The UK startup’s struggles to keep its flagship gigafactory project in England alive have forced it to pull the plug on a proposed second battery cell factory in Quebec
The UK-based technology and manufacturing firm Britishvolt is abandoning plans to set up a battery manufacturing plant in Canada, the company announced this week.
Last October, Electric Autonomy Canada exclusively reported plans for the startup to build a 60GWh battery cell gigafactory, an R&D centre and anode and cathode processing facilities in Bécancour, Que. The company even set up an office in Montreal and hired former Quebec premier Philippe Couillard to lobby the federal government to secure funding for the project.
But now, over a year later, a spokesperson from the company tells Electric Autonomy in an email statement that the project has come to an end due to “worsening global economic conditions” and the “very significant reduction in available investment capital.”
In addition, the recent U.S. Inflation Reduction Act, which authorized $391 billion in spending on energy and climate change initiatives, was cited by Britishvolt in the email as “having an impact on the economic viability of largescale climate projects in other parts of North America.”
“This was a difficult decision to take given the growing interest from potential battery cell customers in Canada, the positive engagement of the Quebec Government, and the important role the country plays in the North American auto and aeronautical sector,” says the spokesperson.
“Having a strong footprint in North America remains a key part of Britishvolt’s business growth strategy and we still hope that we can return to discussions in Canada at some point in the future.”
Britishvolt’s financial woes
Britishvolt’s decision to end the operations in Canada comes as it is battling financial troubles to stay afloat and support the construction of its £3.8-billion, 30GWh battery facility in Northumberland, England.
In February, it raised £40 million from mining giant Glencore. But then earlier this month, Britishvolt was running out of funds and narrowly missed being taken under administration. It reportedly was saved by an investment worth less than £5m from Glencore.
“The result is we have now secured the necessary near-term investment that we believe enables us to bridge over the coming weeks to a more secure funding position for the future,” said Britishvolt in a press statement at the time.
Around 300 staff members have also agreed to take pay cuts until December to reduce short-term costs and help the company make it to the start of the new year as it continues to search for additional funding.

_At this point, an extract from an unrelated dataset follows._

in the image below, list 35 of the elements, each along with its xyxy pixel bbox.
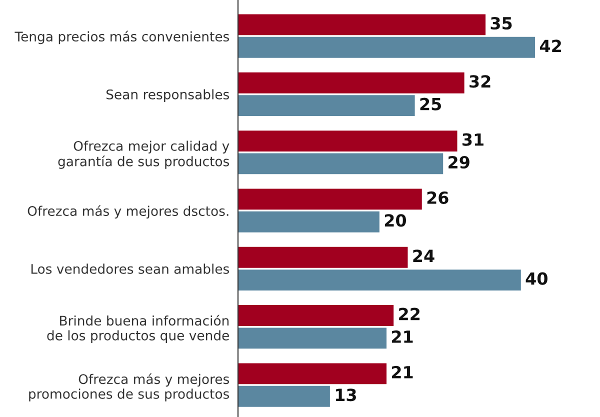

The battery startup is also waiting on a £100m investment promised to them by the British government as part of the Automotive Transformation Fund (ATF). The funds from the government are payable only after the construction of the factory has started. However, due to financial setbacks, the project has been postponed several times.
Originally, the production of battery cells at the plant was scheduled to start at the end of next year, but was pushed back to the end of 2024 and then again to mid-2025.
Britishvolt asked to withdraw £30 million from the ATF funds, but the request was turned down by the government in late October.
In this context, scrapping the plans to build a battery plant in Canada is hardly a surprise.
“We believe the most responsible near-term action we can make is to concentrate on getting our high quality, advanced technology battery cells to market in the quickest and most cost-effective manner. This means focusing on our R&D and scale-up facilities in Europe which are key drivers to achieving this goal,” says the spokesperson in the email.
If financial support for the factory is secured on time, the Northumberland gigafactory is expected to produce enough batteries for over 300,000 EVs each year. It will also directly create 3,000 jobs and another 5,000 indirect jobs in the supply chain.